Out of curiosity I wonder, why do you actually need to build Samba with MIT Kerberos? While it's possible, it is less featurefull than default Heimdal build.

With regards,
Timur
Comment 5 Cy Schubert freebsd_committer 2022-08-10 17:14:33 UTC
(In reply to Timur I. Bakeyev from comment #4)

I don't want to argue with your point asking why the user wants to use MIT KRB5 when Heimdal KRB5 builds. But, can you explain how Heimdal is "more featureful" than MIT KRB5, please?

Still, your answer to why you believe Heimdal is "more featureful" than MIT doesn't mitigate your point that the user should try to build against base Heimdal.

Which BTW, I've been asked to upgrade our ancient Heimdal 1.5 in base to 7.7.0. Heimdal 7.7.0 may pose the same challenge as MIT 1.20 whereas Heimdal 1.5 in base does not. (I would think both MIT 1.20 and Heimdal 7.7.0 support newer KRB5 standards than our ancient 1.5 in base.)
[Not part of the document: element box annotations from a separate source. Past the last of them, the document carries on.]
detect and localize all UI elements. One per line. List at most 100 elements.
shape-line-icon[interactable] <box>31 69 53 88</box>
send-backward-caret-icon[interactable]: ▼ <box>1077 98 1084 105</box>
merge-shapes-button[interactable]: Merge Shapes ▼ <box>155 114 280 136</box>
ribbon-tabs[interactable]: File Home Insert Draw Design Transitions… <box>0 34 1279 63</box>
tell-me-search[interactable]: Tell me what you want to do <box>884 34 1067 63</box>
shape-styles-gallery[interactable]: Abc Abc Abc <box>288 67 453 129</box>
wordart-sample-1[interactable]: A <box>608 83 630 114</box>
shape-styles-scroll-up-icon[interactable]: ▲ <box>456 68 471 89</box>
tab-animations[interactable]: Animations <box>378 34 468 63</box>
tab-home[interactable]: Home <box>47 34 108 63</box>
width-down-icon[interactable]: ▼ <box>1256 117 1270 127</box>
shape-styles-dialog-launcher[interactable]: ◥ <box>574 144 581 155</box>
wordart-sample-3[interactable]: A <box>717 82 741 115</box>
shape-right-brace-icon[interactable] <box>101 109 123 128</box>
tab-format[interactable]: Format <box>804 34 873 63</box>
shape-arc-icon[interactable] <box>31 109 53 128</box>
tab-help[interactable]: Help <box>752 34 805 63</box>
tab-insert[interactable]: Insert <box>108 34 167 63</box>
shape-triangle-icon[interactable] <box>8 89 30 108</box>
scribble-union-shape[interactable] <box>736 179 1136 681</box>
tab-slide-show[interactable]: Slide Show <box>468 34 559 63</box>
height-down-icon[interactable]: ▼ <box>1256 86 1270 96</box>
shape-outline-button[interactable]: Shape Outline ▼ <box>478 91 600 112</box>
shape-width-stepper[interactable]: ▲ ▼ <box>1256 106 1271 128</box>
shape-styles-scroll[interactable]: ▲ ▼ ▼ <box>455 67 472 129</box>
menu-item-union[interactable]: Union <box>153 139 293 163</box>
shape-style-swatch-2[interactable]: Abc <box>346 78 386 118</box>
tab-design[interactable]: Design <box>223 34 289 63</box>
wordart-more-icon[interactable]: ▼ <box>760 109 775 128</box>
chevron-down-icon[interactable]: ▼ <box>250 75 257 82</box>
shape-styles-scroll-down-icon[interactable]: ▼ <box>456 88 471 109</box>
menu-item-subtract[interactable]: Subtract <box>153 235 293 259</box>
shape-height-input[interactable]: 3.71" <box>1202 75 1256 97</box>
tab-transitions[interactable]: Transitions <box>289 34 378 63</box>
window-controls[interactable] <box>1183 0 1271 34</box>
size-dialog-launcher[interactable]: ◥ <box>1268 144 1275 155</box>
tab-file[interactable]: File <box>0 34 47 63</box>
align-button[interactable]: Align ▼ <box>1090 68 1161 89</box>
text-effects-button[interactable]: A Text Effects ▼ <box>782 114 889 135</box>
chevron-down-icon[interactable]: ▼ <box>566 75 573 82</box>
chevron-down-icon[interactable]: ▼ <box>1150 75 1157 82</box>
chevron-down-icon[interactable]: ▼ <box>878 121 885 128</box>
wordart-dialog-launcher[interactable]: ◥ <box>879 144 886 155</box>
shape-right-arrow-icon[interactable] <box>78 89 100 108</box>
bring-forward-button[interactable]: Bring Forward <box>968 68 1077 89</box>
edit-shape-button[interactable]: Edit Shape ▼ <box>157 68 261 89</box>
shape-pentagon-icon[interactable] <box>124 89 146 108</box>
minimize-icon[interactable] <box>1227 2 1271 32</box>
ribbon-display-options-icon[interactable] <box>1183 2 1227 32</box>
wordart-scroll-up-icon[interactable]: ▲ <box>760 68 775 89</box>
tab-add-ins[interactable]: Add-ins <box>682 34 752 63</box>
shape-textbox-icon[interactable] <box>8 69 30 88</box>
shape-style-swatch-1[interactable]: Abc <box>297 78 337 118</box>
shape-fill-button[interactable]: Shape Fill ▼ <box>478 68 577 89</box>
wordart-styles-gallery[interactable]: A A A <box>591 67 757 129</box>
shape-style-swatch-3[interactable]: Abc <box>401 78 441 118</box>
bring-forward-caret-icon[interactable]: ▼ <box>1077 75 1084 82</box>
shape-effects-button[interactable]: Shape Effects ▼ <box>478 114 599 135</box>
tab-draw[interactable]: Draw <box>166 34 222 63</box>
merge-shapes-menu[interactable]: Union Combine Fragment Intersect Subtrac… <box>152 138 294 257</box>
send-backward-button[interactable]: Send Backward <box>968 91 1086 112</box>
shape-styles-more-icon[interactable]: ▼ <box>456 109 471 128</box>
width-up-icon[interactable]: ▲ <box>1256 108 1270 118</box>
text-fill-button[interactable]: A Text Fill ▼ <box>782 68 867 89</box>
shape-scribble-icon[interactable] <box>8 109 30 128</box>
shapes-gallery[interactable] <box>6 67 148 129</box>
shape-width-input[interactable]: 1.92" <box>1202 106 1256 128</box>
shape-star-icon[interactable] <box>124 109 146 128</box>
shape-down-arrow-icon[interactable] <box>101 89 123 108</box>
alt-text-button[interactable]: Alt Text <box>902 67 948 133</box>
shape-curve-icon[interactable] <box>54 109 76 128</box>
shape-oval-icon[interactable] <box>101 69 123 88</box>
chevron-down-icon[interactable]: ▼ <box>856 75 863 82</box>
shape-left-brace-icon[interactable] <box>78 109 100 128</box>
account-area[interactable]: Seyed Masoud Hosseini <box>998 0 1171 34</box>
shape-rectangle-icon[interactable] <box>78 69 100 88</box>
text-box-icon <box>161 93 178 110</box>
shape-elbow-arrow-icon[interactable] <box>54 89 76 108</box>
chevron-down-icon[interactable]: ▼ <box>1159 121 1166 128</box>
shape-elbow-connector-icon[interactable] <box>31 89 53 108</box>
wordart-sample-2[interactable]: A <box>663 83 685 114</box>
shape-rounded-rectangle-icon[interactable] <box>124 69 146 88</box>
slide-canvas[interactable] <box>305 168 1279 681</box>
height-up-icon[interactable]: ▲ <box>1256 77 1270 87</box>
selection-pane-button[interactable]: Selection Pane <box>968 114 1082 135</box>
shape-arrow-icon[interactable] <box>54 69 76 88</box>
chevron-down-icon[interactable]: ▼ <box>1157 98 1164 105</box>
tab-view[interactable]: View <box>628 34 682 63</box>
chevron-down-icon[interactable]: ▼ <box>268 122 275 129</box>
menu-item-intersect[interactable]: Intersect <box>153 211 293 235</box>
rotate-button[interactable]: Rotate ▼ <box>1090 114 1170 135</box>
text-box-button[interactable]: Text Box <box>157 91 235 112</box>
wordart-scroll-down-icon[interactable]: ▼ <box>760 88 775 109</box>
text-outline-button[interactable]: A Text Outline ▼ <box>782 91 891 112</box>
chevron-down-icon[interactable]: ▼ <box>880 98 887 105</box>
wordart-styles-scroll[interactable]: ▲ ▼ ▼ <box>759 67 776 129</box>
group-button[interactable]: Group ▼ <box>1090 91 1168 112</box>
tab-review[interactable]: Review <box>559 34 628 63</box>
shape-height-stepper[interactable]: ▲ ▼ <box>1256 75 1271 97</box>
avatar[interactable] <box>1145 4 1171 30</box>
Can the user please try building Samba413 with Heimdal 7.7.0 in ports. I'm interested in what the result might be.
Comment 6 Ting-Wei Lan 2022-08-13 08:03:26 UTC
(In reply to Timur I. Bakeyev from comment #4)
The reason I have to use MIT Kerberos is that gnome-control-center upstream only supports MIT Kerberos. I know that FreeBSD ports patch gnome-control-center in an unsupported way to make it use Heimdal Kerberos, but I want to be able to directly build from upstream sources.

Since installing security/krb5 port causes many things to automatically pick up MIT Kerberos at the build time, I switch all ports installed on my systems to use MIT Kerberos to prevent executables and libraries from linking to two libkrb5.so.
Comment 7 Antonio Huete Jimenez 2022-08-26 12:26:55 UTC
I've backported a number of patches to net/samba412 so that it builds in DPorts (2022Q3).
 
Just in case somebody wants to give it a go in FreeBSD Ports: https://github.com/DragonFlyBSD/DeltaPorts/commit/2bc2d1f517ba8476b

No testing whatsoever has been done but I'm happy to test it if anybody knows how to do it. Also, if anybody wants to test it themselves, I'm happy to help too.